By Volker Weber, Saji Sam
This article first appeared in MEED on May 31, 2018.
Before June 2014, running a national oil company (NOC) was certainly not easy, but it was less complicated than it is today. That month, the price of crude oil embarked on a yearlong freefall that crippled the revenue streams of many Middle Eastern NOCs – and ultimately the budgets of the nations that own them.
The crash left many NOCs more committed than ever to broadening their businesses downstream into refining and petroleum products. More than anything else, they knew they needed to become international players.
With that decision, the NOCs opened up new business opportunities – partnering across new global marketplaces with potential customers; attempting to achieve operational efficiencies through mergers; and even, in the case of two NOCs, raising funds by going public. But it also exposed NOCs for the first time to a whole new arena
of risks and new rules on how to conduct business.
Suddenly, they were contending with a variety of unfamiliar foreign country-specific standards on business practices, the environment, health and safety, tax regulation, and government-reporting requirements.

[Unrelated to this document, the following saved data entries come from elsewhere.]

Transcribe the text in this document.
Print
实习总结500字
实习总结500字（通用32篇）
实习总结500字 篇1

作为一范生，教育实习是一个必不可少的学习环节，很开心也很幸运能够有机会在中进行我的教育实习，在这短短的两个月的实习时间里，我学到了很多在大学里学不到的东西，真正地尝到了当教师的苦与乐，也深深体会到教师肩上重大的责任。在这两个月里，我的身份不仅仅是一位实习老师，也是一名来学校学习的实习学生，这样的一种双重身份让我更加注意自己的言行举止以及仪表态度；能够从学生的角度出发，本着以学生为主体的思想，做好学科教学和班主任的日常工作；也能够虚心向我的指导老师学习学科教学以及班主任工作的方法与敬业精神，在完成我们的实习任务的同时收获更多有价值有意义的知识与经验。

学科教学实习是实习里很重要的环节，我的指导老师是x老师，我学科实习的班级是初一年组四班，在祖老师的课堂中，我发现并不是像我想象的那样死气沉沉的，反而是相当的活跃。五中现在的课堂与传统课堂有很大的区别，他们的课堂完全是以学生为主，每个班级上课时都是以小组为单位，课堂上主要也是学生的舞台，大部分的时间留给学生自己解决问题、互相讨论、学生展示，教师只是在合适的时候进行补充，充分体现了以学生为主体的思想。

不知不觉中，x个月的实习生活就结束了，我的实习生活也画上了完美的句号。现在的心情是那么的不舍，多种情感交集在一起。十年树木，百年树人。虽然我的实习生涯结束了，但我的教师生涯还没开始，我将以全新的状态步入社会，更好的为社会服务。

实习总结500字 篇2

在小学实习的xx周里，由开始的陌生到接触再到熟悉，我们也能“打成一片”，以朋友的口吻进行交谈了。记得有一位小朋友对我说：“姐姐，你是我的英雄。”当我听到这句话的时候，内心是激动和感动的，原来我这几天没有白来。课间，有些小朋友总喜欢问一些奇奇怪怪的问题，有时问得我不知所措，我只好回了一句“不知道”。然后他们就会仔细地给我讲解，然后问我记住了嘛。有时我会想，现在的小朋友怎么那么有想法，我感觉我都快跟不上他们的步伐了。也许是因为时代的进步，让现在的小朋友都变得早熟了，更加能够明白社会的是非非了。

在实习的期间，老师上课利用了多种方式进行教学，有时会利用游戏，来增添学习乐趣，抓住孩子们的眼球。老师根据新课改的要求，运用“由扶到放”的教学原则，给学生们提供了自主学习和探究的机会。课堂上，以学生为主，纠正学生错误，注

Once on the international stage, NOC management teams found that they needed a corporate governance infrastructure that matched the elevated risk management and myriad regulations and bureaucratic processes required by the new countries in which they wanted to operate.
Where in the past problem solving or getting permission for certain projects meant negotiation with familiar agencies and trusted officials, NOCs are increasingly being pulled out of their insular habitats and thrust into foreign environments where they do not know the officials and the officials do not know them – and where regulations compel them to produce data and documentation to back up claims being made or deals being struck.
Most NOCs are finding they do not have the governance procedures in place to sufficiently cover their practices. As the business models for NOCs become more complex, governance structures originally built to handle managing oil and gas production and meeting national objectives rather than business performance goals must change.
If these NOCs hope to become publicly traded, diversified energy conglomerates, mirroring international oil companies, they will need the same kind of strategic, digitized, centralized and risk management-focused governance systems that their international counterparts have. (See Exhibit 1.)
Exhibit 1: A SYSTEMATIC GOVERNANCE FRAMEWORK IS REQUIRED TO MANAGE STAKEHOLDERS’ INTEREST IN A CORPORATION
Source: Oliver Wyman analysis
One of the first areas they must address is their management structure. Traditional governance models at most Middle East NOCs are based on a holding company’s structure controlling several operating subsidiaries. The reporting lines are lean and informal, often based on personal relationships or family ties.
While this works well at home, where the principal goal is meeting governmental budgetary targets and business is often concluded on a handshake or verbal agreement, it does not provide the managerial support, financial documentation, and risk management needed for projects far from home, particularly those with international joint-venture partners.
These joint ventures are prompting a few forward-thinking NOCs to modernize their governance structure, particularly at the operating subsidiary level. They are creating new, more formal governing boards based on reporting protocols and frameworks more familiar to their global partners.
This change involves recruiting directors with the appropriate technical expertise, whose positions are based on merit rather than political patronage. It also requires bringing in independent outsiders.
Abu Dhabi National Oil Company’s (ADNOC) distribution operating subsidiary is a good example of how boards are starting to change. In 2017, the same year that the unit did an initial public offering of 10 percent of its equity, the CEO of Compania Espanola de Petroleos joined the ADNOC Distribution board as an independent director.
Changing the board composition is one of many necessary steps, which start with creating a systematic governance framework to manage stakeholder interests, giving more independence to operating subsidiary boards, and digitizing substantial portions of operations for efficient collection of data.
National oil companies need the same governance systems that the international counterparts have
NOCs cannot just copy-and-paste the corporate governance structures used by international oil companies, as their mandates are different. Most NOCs are accountable to the government and national objectives, such as providing employment.
But if they want to raise capital on international markets and operate in other countries, their corporate governance structure must provide the same kind of transparency and accountability as their international counterparts or their efforts to go global may be stymied.